Music director, composer/arranger
For decades, the overall sound and musical direction of the Blue Devils — the vision of a “mad scientist” pulling together numerous ideas and viewpoints of an entire design team — has come at the hand of David Glyde.
“The Blue Devils’ creative process is unique because the concept and approach come first. Then, the effects, moments, and visual concepts are planned. Finally, the music is designed to elevate the entire production,” said 2002 DCI Hall of Fame inductee David Gibbs. “The challenges of interacting, collaborating, and creating with the number of people involved in this process are many, and we are fortunate to have a unique person on our creative team with just the right characteristics to meet those challenges.”
Glyde’s musical background in the drum corps activity is rooted in percussion. A drummer with the Troopers, Santa Clara Vanguard and the Blue Devils in the 1980s, he joined the staff of the Blue Devils in 1992 as a caption manager and arranger.
In 2003 he assumed the role of music director, a position in which he is charged with overseeing the overall design of the corps’ productions, ensuring that the musical ideas across the ensemble fit with and work to enhance the overall visual design of a show.
“Dave’s fresh and imaginative approach has set new standards in marching music year after year,” said 2022 DCI Hall of Fame inductee Richard Saucedo. “As a percussionist, his use of tempo and meter creates the perfect background for cutting-edge chord progressions and melodic material. Dave literally reinvents himself each time he designs a program and that leads to new directions and new standards for drum corps compositions and arrangements.”
Working with a diverse team of artists within the Blue Devils, many with varying viewpoints and concepts, Glyde sits in a unique position on the design staff to ensure everyone’s ideas are accounted for and pulled together into one cohesive package.
“Dave possesses a very unique ability to manipulate a myriad of ideas from multiple people into a focused and effective thought,” said DCI Hall of Fame member John Meehan. “Without Dave's amazing work at cultivating, coordinating, and executing these individual ideas, plus his own brilliant creativity, the Blue Devils, and drum corps, would not be where they are now.”
Within a drum corps organization as perennially successful as the Blue Devils where ego could rightfully play a dominant trait, Saucedo says that watching Glyde work with the California corps is a “lesson in humility.”
“Dave is about ‘team’ first and has always been about promoting and supporting Drum Corps International,” Saucedo said.

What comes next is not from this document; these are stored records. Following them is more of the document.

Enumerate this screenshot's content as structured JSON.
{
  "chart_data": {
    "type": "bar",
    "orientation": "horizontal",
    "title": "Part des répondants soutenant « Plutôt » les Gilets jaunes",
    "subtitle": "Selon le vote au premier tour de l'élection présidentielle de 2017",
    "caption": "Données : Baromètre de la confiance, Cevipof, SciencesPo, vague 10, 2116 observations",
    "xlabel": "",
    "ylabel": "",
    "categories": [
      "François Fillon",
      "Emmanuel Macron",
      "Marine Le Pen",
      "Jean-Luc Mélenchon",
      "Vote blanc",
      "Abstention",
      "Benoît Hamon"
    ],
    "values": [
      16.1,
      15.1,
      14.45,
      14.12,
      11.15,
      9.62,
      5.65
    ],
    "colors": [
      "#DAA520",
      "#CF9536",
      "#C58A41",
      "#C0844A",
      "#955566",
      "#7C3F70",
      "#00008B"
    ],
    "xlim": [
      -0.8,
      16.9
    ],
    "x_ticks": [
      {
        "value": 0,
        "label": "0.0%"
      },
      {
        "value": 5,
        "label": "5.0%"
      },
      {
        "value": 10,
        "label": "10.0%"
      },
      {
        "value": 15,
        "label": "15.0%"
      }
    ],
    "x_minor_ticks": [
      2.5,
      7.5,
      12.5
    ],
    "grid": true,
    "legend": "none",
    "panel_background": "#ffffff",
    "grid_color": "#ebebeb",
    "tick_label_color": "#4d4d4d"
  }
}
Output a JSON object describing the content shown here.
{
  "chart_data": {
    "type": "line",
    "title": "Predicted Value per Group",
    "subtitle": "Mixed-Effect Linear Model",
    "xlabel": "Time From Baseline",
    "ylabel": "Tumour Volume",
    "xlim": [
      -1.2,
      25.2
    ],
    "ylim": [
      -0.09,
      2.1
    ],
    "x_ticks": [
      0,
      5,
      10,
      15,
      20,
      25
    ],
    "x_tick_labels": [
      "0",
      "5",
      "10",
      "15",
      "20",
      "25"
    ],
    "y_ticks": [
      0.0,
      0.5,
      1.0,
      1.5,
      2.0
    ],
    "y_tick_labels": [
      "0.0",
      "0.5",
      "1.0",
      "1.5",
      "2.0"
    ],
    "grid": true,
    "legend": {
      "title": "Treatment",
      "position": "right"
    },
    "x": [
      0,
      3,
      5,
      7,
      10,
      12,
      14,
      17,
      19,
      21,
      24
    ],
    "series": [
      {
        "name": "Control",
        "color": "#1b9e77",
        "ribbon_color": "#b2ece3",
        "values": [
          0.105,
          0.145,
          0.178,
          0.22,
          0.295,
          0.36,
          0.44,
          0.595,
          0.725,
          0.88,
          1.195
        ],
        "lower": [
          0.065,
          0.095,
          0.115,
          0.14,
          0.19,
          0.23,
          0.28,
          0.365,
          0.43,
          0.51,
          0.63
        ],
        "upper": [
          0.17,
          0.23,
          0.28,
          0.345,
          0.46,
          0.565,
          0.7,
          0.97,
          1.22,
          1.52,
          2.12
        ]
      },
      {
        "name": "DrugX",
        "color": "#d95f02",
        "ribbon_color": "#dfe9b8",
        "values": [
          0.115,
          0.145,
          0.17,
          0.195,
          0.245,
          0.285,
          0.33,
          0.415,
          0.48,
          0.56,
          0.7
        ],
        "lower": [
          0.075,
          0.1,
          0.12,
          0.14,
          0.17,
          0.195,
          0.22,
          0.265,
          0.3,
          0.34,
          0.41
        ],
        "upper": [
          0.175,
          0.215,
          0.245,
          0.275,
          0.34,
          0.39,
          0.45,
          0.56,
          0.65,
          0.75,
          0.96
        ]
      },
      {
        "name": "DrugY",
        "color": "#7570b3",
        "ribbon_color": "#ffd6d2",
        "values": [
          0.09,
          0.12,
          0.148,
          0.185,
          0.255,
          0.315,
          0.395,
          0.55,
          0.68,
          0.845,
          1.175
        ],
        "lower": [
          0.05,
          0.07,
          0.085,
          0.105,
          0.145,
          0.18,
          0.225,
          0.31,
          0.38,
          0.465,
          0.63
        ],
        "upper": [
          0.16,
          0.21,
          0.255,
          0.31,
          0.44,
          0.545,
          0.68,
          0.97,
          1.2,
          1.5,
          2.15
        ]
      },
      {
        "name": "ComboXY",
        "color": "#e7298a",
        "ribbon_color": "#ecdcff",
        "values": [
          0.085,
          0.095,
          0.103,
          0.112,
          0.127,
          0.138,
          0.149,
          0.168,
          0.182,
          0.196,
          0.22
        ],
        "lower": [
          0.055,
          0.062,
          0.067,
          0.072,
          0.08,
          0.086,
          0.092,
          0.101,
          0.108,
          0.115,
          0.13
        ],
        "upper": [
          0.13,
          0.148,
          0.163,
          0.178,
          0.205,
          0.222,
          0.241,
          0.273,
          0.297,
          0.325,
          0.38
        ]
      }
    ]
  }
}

“He is calm, humble, and driven to bring standard-setting and innovative musical creations to the activity — without concern for personal credit,” Gibbs added.
Perhaps one of Glyde’s most significant contributions to the ongoing development of the drum corps art form was his early adoption of and support for electronics and amplification. But that’s just one example of his ability to continually reinvent his methods and bring new and original ideas to the table.
“His innovative approach to producing the musical book truly set the foundation for the Blue Devils’ successes over the years,” Gibbs said. “His show designs consistently bring a cutting-edge, innovative, fearless, inventive, and ground-breaking sound to the activity year after year.”